The guys with clout got CCIL to move—and didn’t care that CCIL didn’t get enough money to do so. Now, CCIL is in dire financial straits. Daley says it isn’t the City’s fault, of course. He blames “mismanagement” on the part of the CCIL—which was able to manage its affairs just fine for nearly a century until it got too cozy with the City.

Then CCIL turned to the State of Illinois, cozying up to Governor Rod Blagojevich by hiring his wife, Patti, who had no fundraising experience, as head fundraiser. She didn’t even last six months, and the Blagojevich connection, instead of helping the league, proved to be another black eye—and useless, as Governor Blagojevich has been removed from office.

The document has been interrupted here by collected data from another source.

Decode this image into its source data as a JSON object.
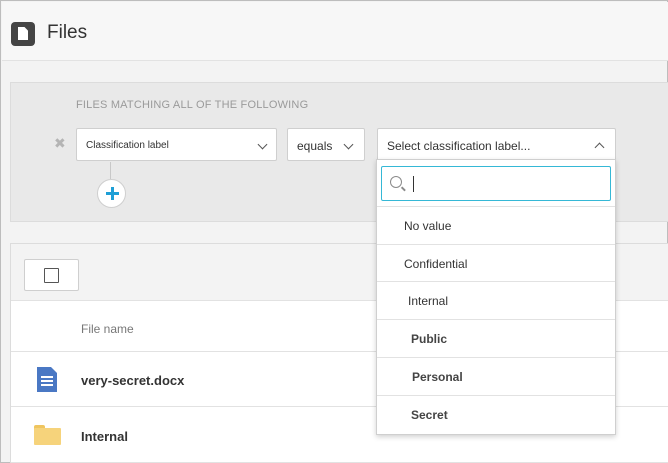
{
  "header": {
    "title": "Files",
    "icon": "file-icon"
  },
  "filter": {
    "heading": "FILES MATCHING ALL OF THE FOLLOWING",
    "field_value": "Classification label",
    "operator_value": "equals",
    "value_placeholder": "Select classification label..."
  },
  "dropdown": {
    "search_value": "",
    "options": [
      {
        "label": "No value",
        "bold": false
      },
      {
        "label": "Confidential",
        "bold": false
      },
      {
        "label": "Internal",
        "bold": false
      },
      {
        "label": "Public",
        "bold": true
      },
      {
        "label": "Personal",
        "bold": true
      },
      {
        "label": "Secret",
        "bold": true
      }
    ]
  },
  "files": {
    "column_name": "File name",
    "rows": [
      {
        "name": "very-secret.docx",
        "icon": "word-document-icon"
      },
      {
        "name": "Internal",
        "icon": "folder-icon"
      }
    ]
  },
  "colors": {
    "accent": "#1e9fd6",
    "search_focus": "#35b8d6",
    "doc_blue": "#4a78c4",
    "folder": "#f6d37b"
  }
}
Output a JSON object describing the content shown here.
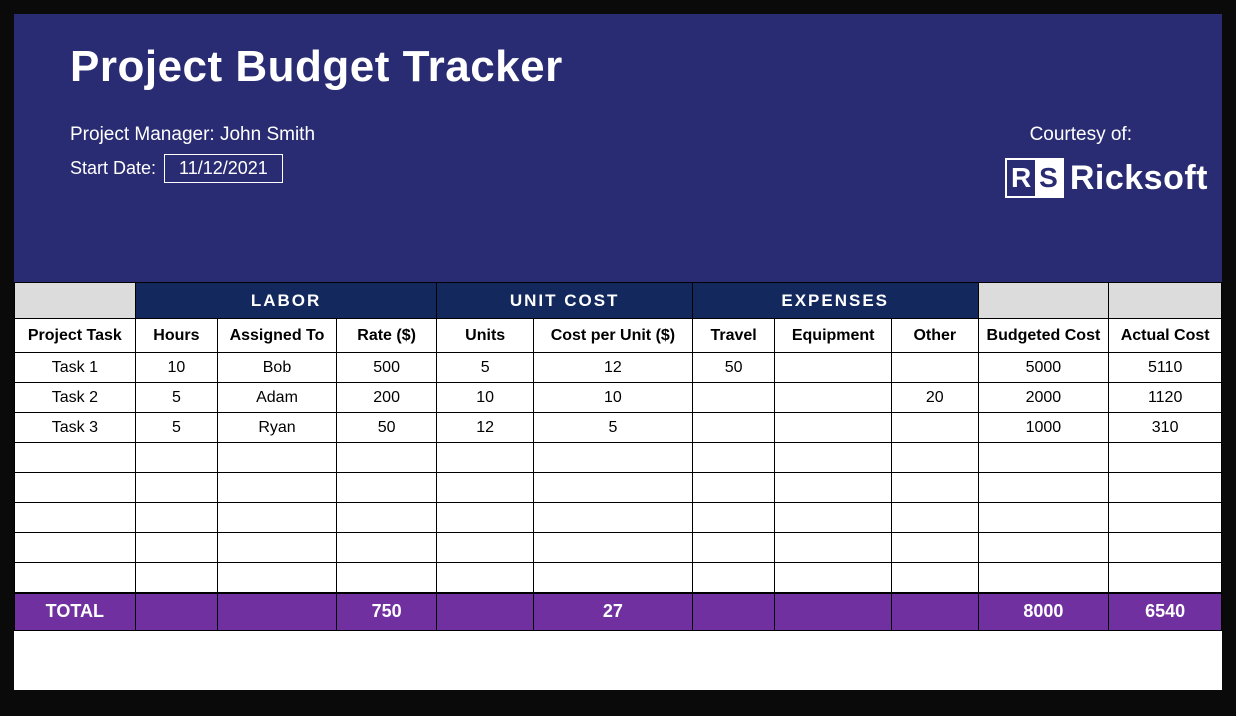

So now, the CCIL is demonstrating wisdom by going back to its religious roots. It has rehired Rick Roberts to run strategy and communications and to fundraise. Roberts understands that the league has to quit playing footsie with the political types (some of whom are on the CCIL board and won’t be soon, if Roberts has his way), return to its spiritual foundation, focus on its public service mission, and raise money the old-fashioned way: from private donors and from granting organizations by proving the organization’s service value, not its political connection.

We support CCIL and its hiring of Roberts. In a troubled economy, this community needs the CCIL’s job training, counseling, and housing services now more than ever.

Following the motto “In God we trust” will garner the CCIL more benefits than “In Daley and Blagojevich we trust” ever did.

2 Responses »

  1. Rick Roberts certainly appears to understand the needs of the CCIL clients and also appears to have the experience and wisdom to logistically get the parts moving toward the right goals. I commend him for introducing the the right elements so quickly and for getting the organization moving so rapidly down the correct path.

  2. At long last…a move to put CCIL back on the “right track”. Someone of Mr. Roberts’ character and vision will propose moves which will, most likely, put CCIL on a fast track to recovery. Cudos to those responsible for this move.